Further, if you were to mark the code according to the guess, you'd get the same result, the yellow in the code is in the 'correct' position, so that's one little red peg and the two reds and the green score nothing.

So, that's the question: if you are playing the sneaky version where the code setter is allowed to use the same colour more than once, can you ever have a code/guess combination where marking the code would give a different result to marking the answer?

11 comments:

Derek said...

I've always played what you call the sneaky version. In fact it never occurred to me that playing more than one peg of the same colour in the code might be wrong.
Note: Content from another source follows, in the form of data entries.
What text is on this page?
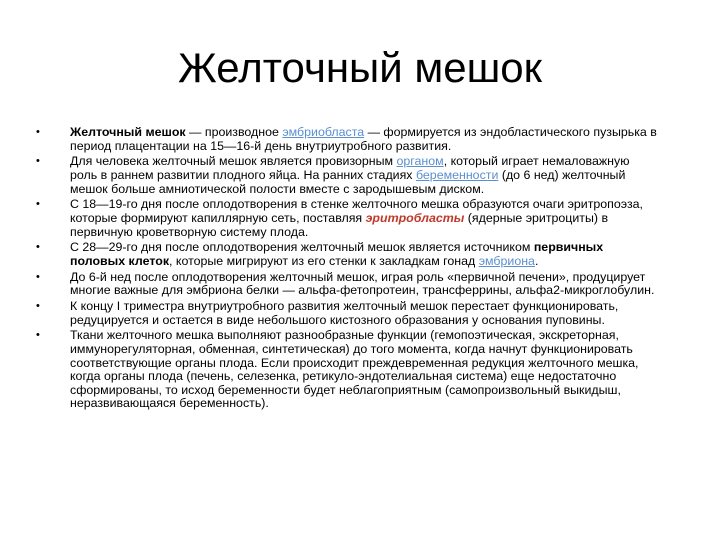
Желточный мешок
• Желточный мешок — производное эмбриобласта — формируется из эндобластического пузырька в период плацентации на 15—16-й день внутриутробного развития.
• Для человека желточный мешок является провизорным органом, который играет немаловажную роль в раннем развитии плодного яйца. На ранних стадиях беременности (до 6 нед) желточный мешок больше амниотической полости вместе с зародышевым диском.
• С 18—19-го дня после оплодотворения в стенке желточного мешка образуются очаги эритропоэза, которые формируют капиллярную сеть, поставляя эритробласты (ядерные эритроциты) в первичную кроветворную систему плода.
• С 28—29-го дня после оплодотворения желточный мешок является источником первичных половых клеток, которые мигрируют из его стенки к закладкам гонад эмбриона.
• До 6-й нед после оплодотворения желточный мешок, играя роль «первичной печени», продуцирует многие важные для эмбриона белки — альфа-фетопротеин, трансферрины, альфа2-микроглобулин.
• К концу I триместра внутриутробного развития желточный мешок перестает функционировать, редуцируется и остается в виде небольшого кистозного образования у основания пуповины.
• Ткани желточного мешка выполняют разнообразные функции (гемопоэтическая, экскреторная, иммунорегуляторная, обменная, синтетическая) до того момента, когда начнут функционировать соответствующие органы плода. Если происходит преждевременная редукция желточного мешка, когда органы плода (печень, селезенка, ретикуло-эндотелиальная система) еще недостаточно сформированы, то исход беременности будет неблагоприятным (самопроизвольный выкидыш, неразвивающаяся беременность).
The total number of scoring pins is equal to the number of coloured pegs in common between the code and the guess. The number of those pins that are red (or black in the older version that I have) is equal to the number of coloured pegs in the same position in the code and in the guess.

Oh, and it doesn't matter whether you score the guess against the code or the code against the guess since you are looking at what they have in common.

Derek said...

So the answers to your questions are:

1) Pu-Pi-Ye-Ye scores 1 red pin because it has one matching colour and that colour is in the correct place.

2) Marking the code against the guess always gives the same result as marking the guess against the code.

Anonymous said...

"Oh, and it doesn't matter whether you score the guess against the code or the code against the guess since you are looking at what they have in common."

Indeed, in fact I would say it's not meaningful to attempt to distinguish between marking the code and marking the guess for this reason.

Derek said...

I'd also score Ye-Ye-Pu-Pi as 1 white pin because it has one matching colour but that colour is in the wrong place. The fact that I can't tell which of the two Ye pegs is the match doesn't really matter: they are both in the wrong place.

Mark Wadsworth said...

D, F, I also assume that you get the same mark whichever way round you do it, only I'm not 100% sure.

Derek said...

Back in 1979 I wrote a Mastermind scoring program for my programmable calculator. As I recall the operators are all commutative.

Basically to find colours in correct positions I did a straight AND (using arithmetic - tricky) of the colours followed by a count of the non-zero digits in the result. That's a commutative process. For the correct colours, I counted each colour in the code and the guess and then took the lowest of each colour result. Which is again a commutative operation.

So I am certain.

View from the Solent said...

This looks interesting. But I haven't the foggiest what you are talking about ;0

The Hickory Wind said...

My instinctive response is that the propositions are symmetrical and so you must get the same score, but a full analysis would take a little longer (and let's face it, it's Friday night).

I remember, as a lad, buying the numbers version of Mastermind (being a numbers sort of lad), which should have been much more difficult, but in fact (does anyone else remember?) they only gave you the numbers from 1-6 so it was isomorphic with the colours version. Very disappointing.

Mark Wadsworth said...

VFTS, was that addressed at Derek (who seems to know what he's talking about) or at me (who doesn't)?

CI, don;t you mean numbers 1-8, our Mastermind has 8 colours?

The Hickory Wind said...

MW

I daresay you're right. It was a long time ago. I just remember that they didn't have a full set of digits.
What Derek says at 18:21 suggests he's done the analysis and it is indeed symmetric (which is what the operations being commutative means). I hadn't read his comment properly before I posted mine.

Mark Wadsworth said...

CI, ta, so I'll assume the marking is indeed symmetrical/commutative.